Claim:
In October 2025, a study showed that COVID-19 mRNA vaccines helped extend cancer survival.
Rating:
Context
COVID-19 mRNA vaccines create enough of an immunity boost to extend survival in certain types of lung and skin cancers, an analysis of more than 1,000 patient files showed. The scientific journal Nature published a research team’s article about the study on Oct. 22, 2025. The lead scientist told The Washington Post the data needed “to be confirmed in a Phase III trial.”
In October 2025, a rumor spread online that a new study had shown that mRNA COVID-19 vaccines helped prolong cancer survival (mRNA vaccines use laboratory-created messenger RNA — a genetic material that teaches cells how to make a proteins — to trigger an immune response in the body).
For example, on Oct. 20, one X user said (archived): “A new study found that a simple mRNA vaccine – originally made for COVID – nearly doubled survival in patients with advanced lung and skin cancer.”
In a thread outlining the claim, the X user added (archived) that the mRNA vaccines “wake [the immune system] up,” which “boosts the body’s ability to attack tumors.”
In short, the rumor was true. On Oct. 22, 2025, the scientific journal Nature published an article (archived) on the study. It focused on patients with “non-small cell lung cancer (NSCLC) and melanoma [a type of skin cancer]” who received immunotherapy and showed that mRNA COVID-19 jabs acted like an immunity boost.
About the study
A team of researchers from the MD Anderson Cancer Center in Texas and the University of Florida said some cancer patients who receive immunotherapy, known as “immune checkpoint inhibitors” (ICIs), have no “pre-existing immunity,” which makes the ICIs ineffective in treating them.Â
After analyzing the files of more than 1,000 such patients, the findings revealed that the efficacy of ICIs increased when the patients received mRNA COVID-19 vaccines, which activated the immune systems in a way that sensitized tumors to immunotherapy.

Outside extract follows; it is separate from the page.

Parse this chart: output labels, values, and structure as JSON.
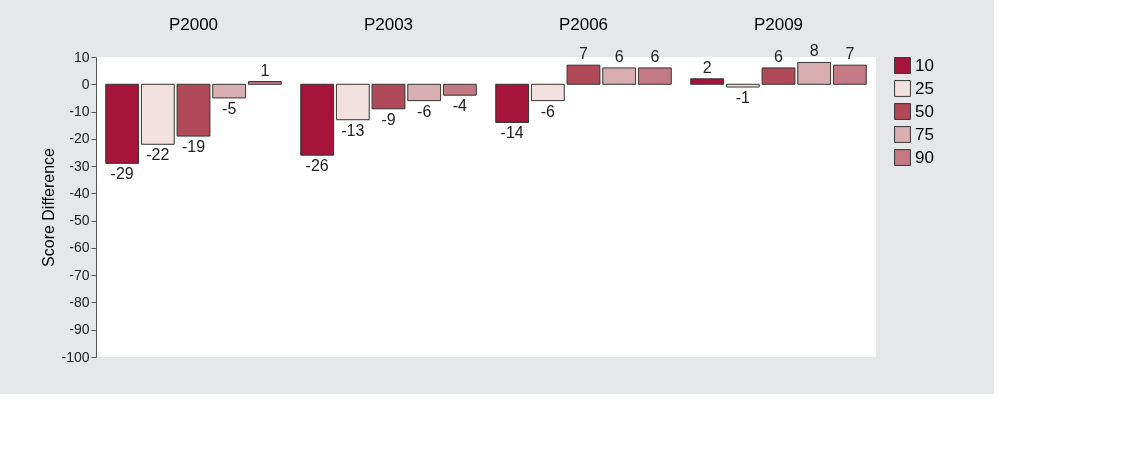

As a result, the scientists wrote, survival for NSCLC went from a median of 20.6 months for unvaccinated patients to 37.3 months for those who received the jab (nearly double, as the X user claimed). Survival for melanoma went from 26.67 months for unvaccinated patients to a time so long the researchers could not calculate a median.
“Although we focus on a single therapeutic due to its wide availability, these data could pave the way for other universal mRNA therapeutics specifically designed to reset patient immune systems for enhanced response to immunotherapy,” the researchers wrote.Â
The medical community has long been searching for mRNA vaccines to help treat cancer. Personalized mRNA vaccines have already proved effective, but they are costly and labor-intensive. By showing the efficacy of a “one-size-fits-all” mRNA vaccine developed for a different purpose — the COVID-19 virus — on cancer treatment, the study created hope for a universal mRNA vaccine to help boost the efficacy of immunotherapy. Such a universal vaccine would make treatment considerably speedier and more accessible.
The lead scientist, Adam Grippin of MD Anderson, told The Washington Post the findings needed more research. “This data is incredibly exciting, but it needs to be confirmed in a Phase III clinical trial,” Grippin said. (Phase III trials recruit large numbers of patients to verify a drug’s safety and efficacy.)
Snopes contacted Grippin asking for more details about what the next steps would entail. We await a response.